Department of Computer Science, Abdul Wali Khan University Mardan, Pakistan; School of Computer Science and Engineering, Nanjing University of Science and Technology, Nanjing, China.
Department of Computer Science, Abdul Wali Khan University Mardan, Pakistan; School of Computer Science and Engineering, Nanjing University of Science and Technology, Nanjing, China.
Genomics. 2020 Jan;112(1):276-285. doi: 10.1016/j.ygeno.2019.02.006. Epub 2019 Feb 16.

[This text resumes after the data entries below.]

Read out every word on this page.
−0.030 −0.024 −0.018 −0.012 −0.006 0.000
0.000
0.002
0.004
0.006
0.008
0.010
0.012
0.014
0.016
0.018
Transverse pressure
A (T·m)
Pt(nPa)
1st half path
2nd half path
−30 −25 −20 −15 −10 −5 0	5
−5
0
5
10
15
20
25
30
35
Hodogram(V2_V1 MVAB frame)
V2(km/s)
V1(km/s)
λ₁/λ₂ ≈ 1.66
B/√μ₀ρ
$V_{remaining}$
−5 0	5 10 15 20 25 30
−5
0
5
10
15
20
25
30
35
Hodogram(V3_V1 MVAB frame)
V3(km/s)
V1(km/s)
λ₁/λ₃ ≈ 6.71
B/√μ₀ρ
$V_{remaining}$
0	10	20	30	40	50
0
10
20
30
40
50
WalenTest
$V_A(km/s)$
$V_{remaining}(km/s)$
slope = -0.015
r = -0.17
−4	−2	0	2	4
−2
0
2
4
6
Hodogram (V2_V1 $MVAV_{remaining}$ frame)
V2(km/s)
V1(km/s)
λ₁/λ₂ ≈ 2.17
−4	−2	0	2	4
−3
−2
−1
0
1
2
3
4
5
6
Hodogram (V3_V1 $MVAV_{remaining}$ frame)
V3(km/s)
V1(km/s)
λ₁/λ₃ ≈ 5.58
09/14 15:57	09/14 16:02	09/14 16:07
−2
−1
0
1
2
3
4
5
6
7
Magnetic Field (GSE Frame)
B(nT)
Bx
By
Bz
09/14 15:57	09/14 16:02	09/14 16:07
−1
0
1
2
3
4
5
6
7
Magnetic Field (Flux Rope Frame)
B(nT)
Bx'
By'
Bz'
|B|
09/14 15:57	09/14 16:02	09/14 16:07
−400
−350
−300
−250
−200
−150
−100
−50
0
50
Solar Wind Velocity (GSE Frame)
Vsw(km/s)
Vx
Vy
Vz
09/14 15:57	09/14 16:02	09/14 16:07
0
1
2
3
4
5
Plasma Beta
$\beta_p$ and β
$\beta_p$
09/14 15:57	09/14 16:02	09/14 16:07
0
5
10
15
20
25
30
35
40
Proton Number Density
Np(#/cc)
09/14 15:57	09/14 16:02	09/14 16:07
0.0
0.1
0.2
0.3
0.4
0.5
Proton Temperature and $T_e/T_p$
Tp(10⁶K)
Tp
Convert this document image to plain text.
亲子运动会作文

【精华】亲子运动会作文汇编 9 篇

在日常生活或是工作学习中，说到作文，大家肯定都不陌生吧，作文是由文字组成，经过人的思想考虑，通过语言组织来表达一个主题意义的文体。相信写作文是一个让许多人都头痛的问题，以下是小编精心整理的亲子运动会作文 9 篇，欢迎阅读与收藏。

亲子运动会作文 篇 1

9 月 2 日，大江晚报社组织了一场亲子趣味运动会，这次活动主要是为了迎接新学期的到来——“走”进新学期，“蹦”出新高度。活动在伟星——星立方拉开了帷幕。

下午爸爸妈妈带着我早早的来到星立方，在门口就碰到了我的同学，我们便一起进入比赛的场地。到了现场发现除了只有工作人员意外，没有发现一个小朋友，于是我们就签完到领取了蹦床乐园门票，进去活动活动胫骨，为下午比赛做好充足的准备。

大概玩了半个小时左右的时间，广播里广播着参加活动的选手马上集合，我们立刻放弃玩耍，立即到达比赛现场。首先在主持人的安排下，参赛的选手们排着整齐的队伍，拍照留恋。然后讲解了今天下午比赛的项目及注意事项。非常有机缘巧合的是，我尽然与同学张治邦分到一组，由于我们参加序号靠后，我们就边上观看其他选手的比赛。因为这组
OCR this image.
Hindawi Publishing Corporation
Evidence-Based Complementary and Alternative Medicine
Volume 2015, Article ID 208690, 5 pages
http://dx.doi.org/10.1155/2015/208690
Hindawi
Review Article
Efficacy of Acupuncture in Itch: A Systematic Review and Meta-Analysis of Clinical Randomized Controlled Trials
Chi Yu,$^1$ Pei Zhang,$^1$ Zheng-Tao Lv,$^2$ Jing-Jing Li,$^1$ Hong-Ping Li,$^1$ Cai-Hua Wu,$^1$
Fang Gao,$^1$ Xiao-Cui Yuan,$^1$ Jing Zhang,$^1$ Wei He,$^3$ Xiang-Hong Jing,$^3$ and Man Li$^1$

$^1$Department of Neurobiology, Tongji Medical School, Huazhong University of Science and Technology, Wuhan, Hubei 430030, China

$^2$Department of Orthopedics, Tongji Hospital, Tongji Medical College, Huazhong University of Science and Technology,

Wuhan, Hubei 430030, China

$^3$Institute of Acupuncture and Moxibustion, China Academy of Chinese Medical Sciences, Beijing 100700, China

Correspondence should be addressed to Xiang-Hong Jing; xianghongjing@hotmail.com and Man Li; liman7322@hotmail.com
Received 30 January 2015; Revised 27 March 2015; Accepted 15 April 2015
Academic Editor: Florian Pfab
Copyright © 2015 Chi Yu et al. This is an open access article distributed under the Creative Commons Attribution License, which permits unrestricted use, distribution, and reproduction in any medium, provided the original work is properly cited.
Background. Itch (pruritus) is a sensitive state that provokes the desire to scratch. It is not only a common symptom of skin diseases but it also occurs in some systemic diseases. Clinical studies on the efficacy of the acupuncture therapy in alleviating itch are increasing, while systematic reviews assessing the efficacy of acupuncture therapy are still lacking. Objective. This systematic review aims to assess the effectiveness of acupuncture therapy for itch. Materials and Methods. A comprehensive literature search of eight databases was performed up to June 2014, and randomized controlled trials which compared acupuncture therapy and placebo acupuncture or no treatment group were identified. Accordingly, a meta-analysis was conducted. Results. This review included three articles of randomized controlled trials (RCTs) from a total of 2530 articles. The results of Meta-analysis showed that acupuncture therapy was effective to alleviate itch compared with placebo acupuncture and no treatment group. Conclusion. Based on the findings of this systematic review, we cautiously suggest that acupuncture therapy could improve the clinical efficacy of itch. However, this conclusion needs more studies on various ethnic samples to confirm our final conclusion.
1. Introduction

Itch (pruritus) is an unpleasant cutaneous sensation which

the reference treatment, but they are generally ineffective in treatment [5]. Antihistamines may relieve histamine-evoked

Nuclear receptor proteins (NRPs) perform a vital role in regulating gene expression. With the rapidity growth of NRPs in post-genomic era, it is highly recommendable to identify NRPs and their sub-families accurately from their primary sequences. Several conventional methods have been used for discrimination of NRPs and their sub-families, but did not achieve considerable results. In a sequel, a two-level new computational model "iNR-2 L" is developed. Two discrete methods namely: Dipeptide Composition and Tripeptide Composition were used to formulate NRPs sequences. Further, both the descriptor spaces were merged to construct hybrid space. Furthermore, feature selection technique minimum redundancy and maximum relevance was employed in order to select salient features as well as reduce the noise and redundancy. The experiential outcomes exhibited that the proposed model iNR-2 L achieved outstanding results. It is anticipated that the proposed computational model might be a practical and effective tool for academia and research community.
核受体蛋白(NRPs)在调节基因表达方面发挥着重要作用。随着后基因组时代 NRPs 的快速增长,从其一级序列中准确识别 NRPs 及其亚家族是非常值得推荐的。已经使用了几种常规方法来区分 NRPs 和它们的亚家族,但并没有取得可观的结果。随后,开发了一种两级新的计算模型“iNR-2L”。两种离散方法,即二肽组成和三肽组成,用于构建 NRPs 序列。进一步,将两个描述符空间合并以构建混合空间。此外,采用特征选择技术最小冗余最大相关性来选择显著特征,同时减少噪声和冗余。经验结果表明,所提出的模型 iNR-2L 取得了优异的结果。预计该计算模型可能成为学术界和研究界的实用有效工具。